Wnt/Snail Signaling Regulates Cytochrome c Oxidase and Glucose Metabolism

Wnt signaling plays a critical role in embryonic development, and its deregulation is closely linked to the occurrence of a number of malignant tumors, including breast and colon cancer. The pathway also induces Snail-dependent epithelial-to-mesenchymal transition (EMT), which is responsible for tumor invasion and metastasis. In this study, we show that Wnt suppresses mitochondrial respiration and cytochrome C oxidase (COX) activity by inhibiting the expression of 3 COX subunits, namely, COXVIc, COXVIIa, and COXVIIc.

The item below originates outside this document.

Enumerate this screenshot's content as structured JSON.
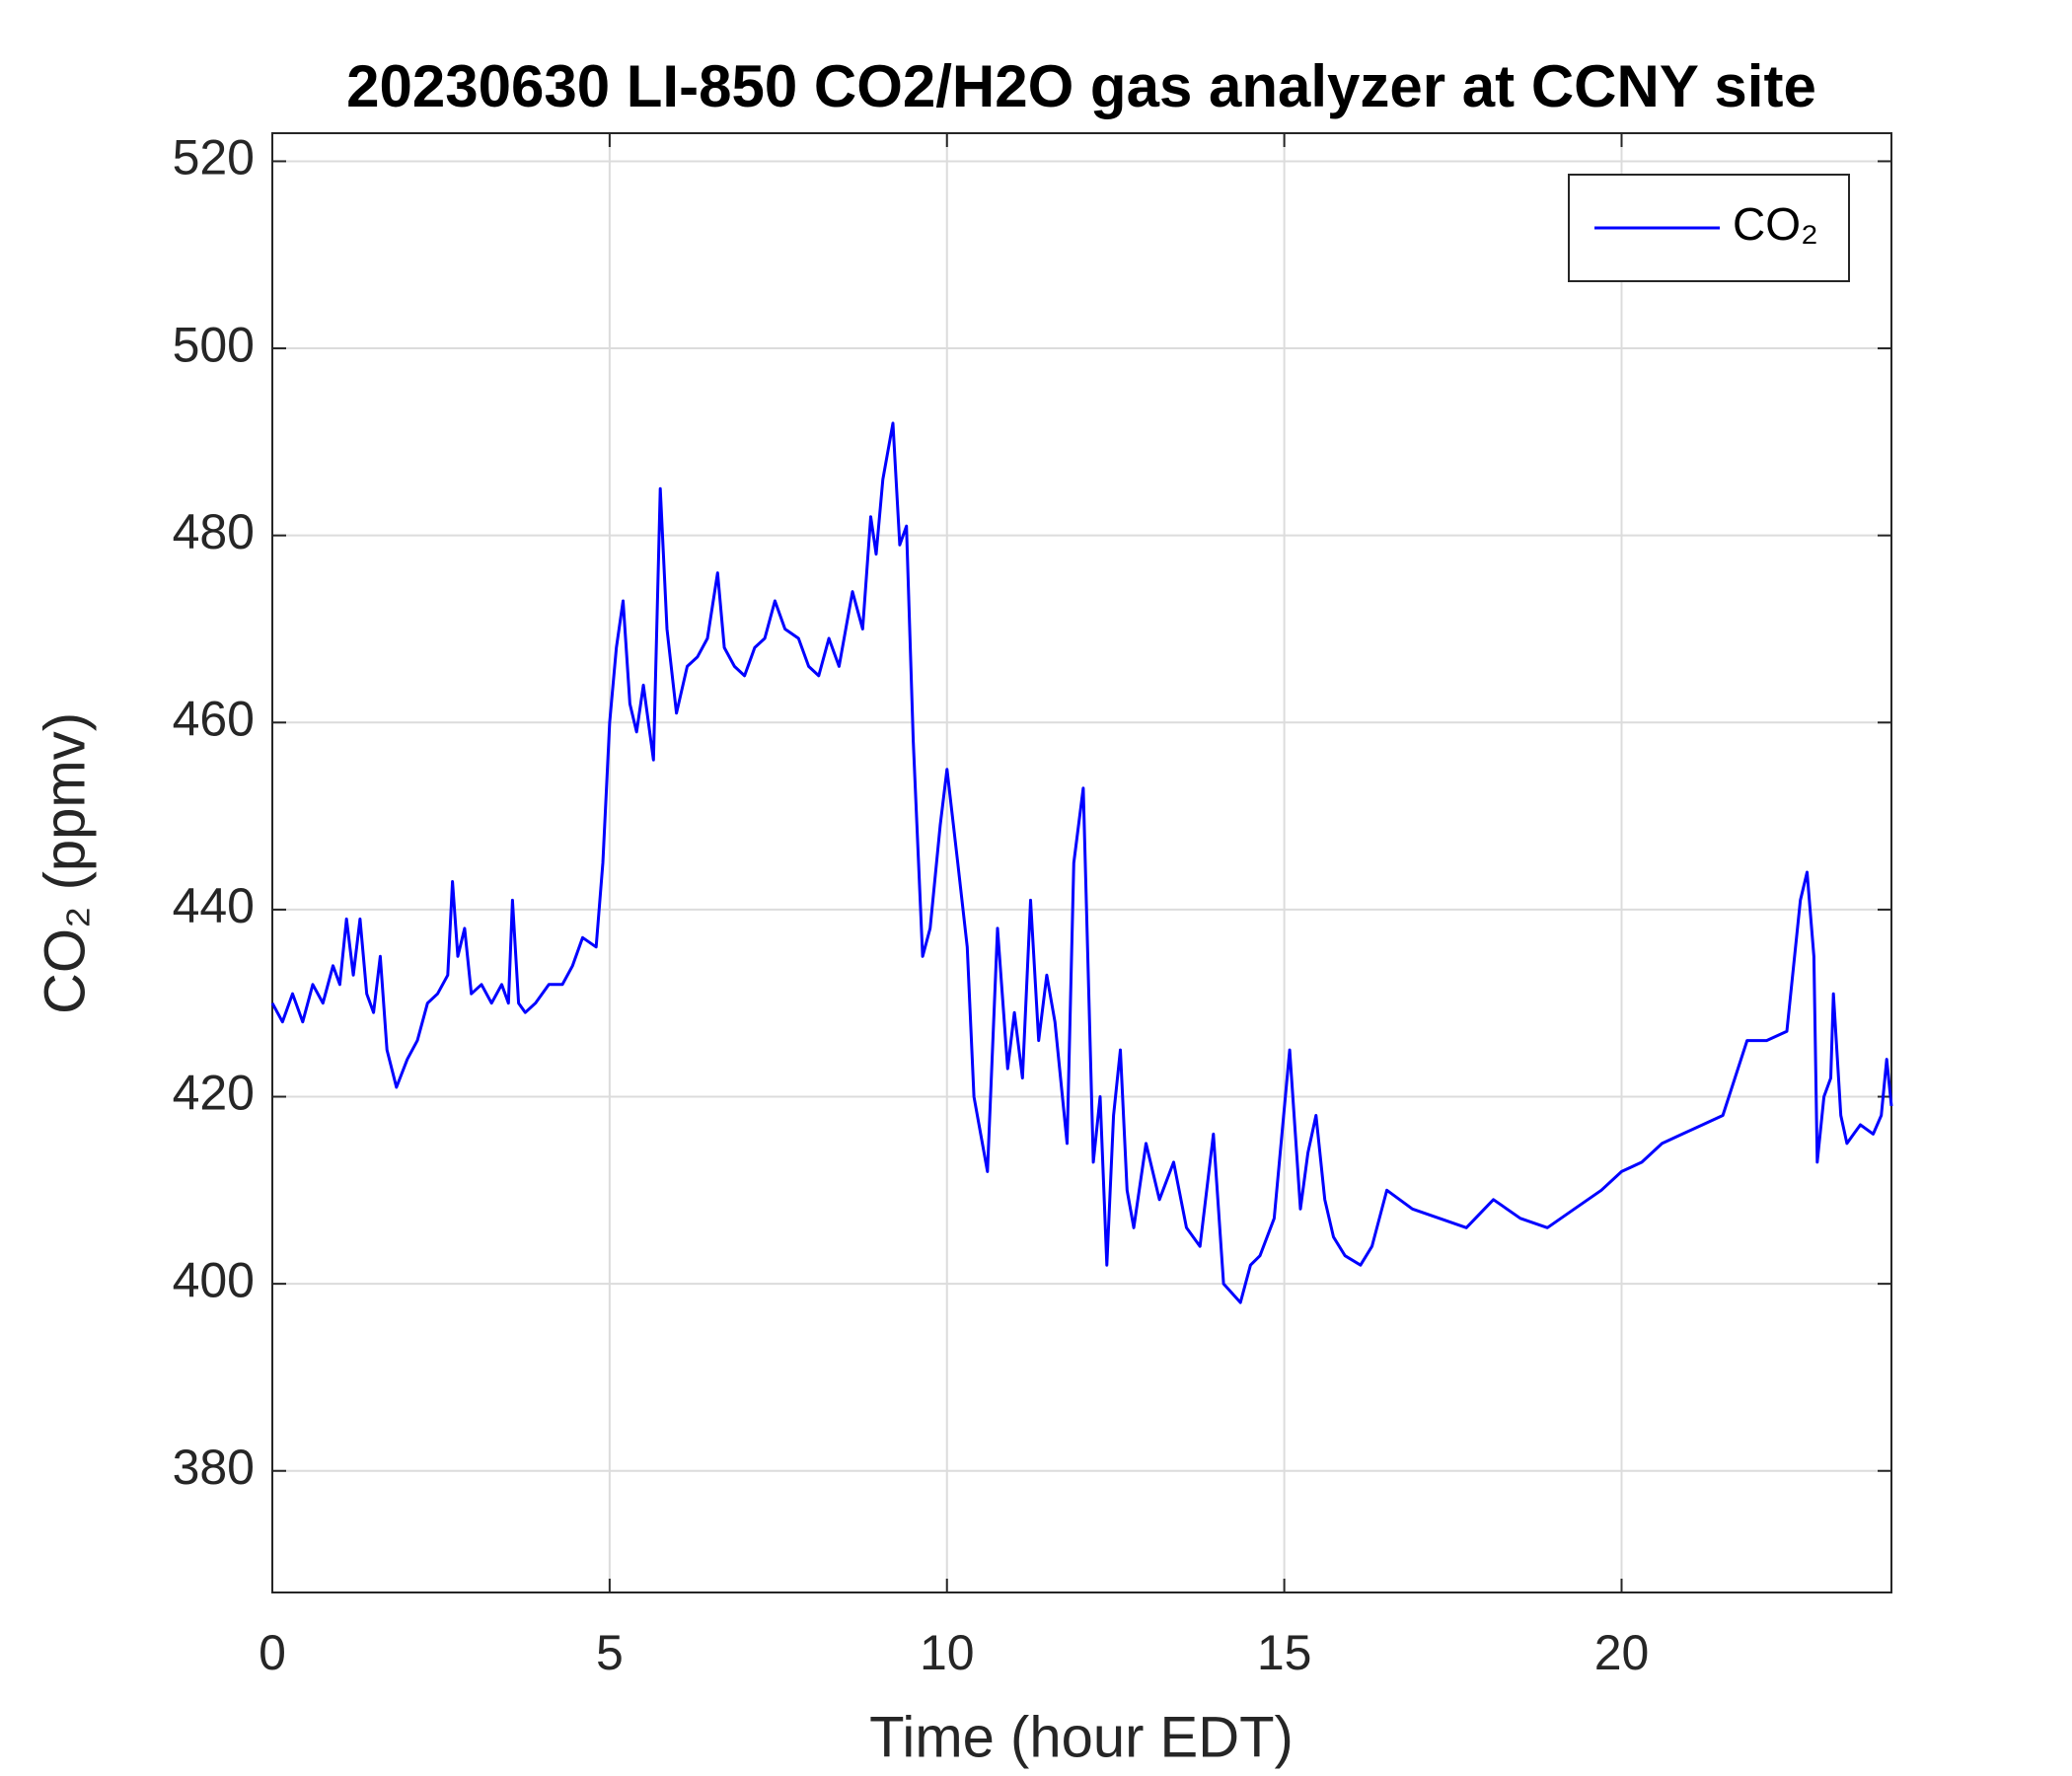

We found that Wnt induced a glycolytic switch via increased glucose consumption and lactate production, with induction of pyruvate carboxylase (PC), a key enzyme of anaplerosis. In addition, Wnt-induced mitochondrial repression and glycolytic switching occurred through the canonical beta-catenin/T-cell factor 4/Snail pathway. Short hairpin RNA-mediated knockdown of E-cadherin, a regulator of EMT, repressed mitochondrial respiration and induced a glycolytic switch via Snail activation, indicating that EMT may contribute to Wnt/Snail regulation of mitochondrial respiration and glucose metabolism. Together, our findings provide a new function for Wnt/Snail signaling in the regulation of mitochondrial respiration (via COX gene expression) and glucose metabolism (via PC gene expression) in tumor growth and progression. Cancer Res; 72(14); 3607-17. (C)2012 AACR.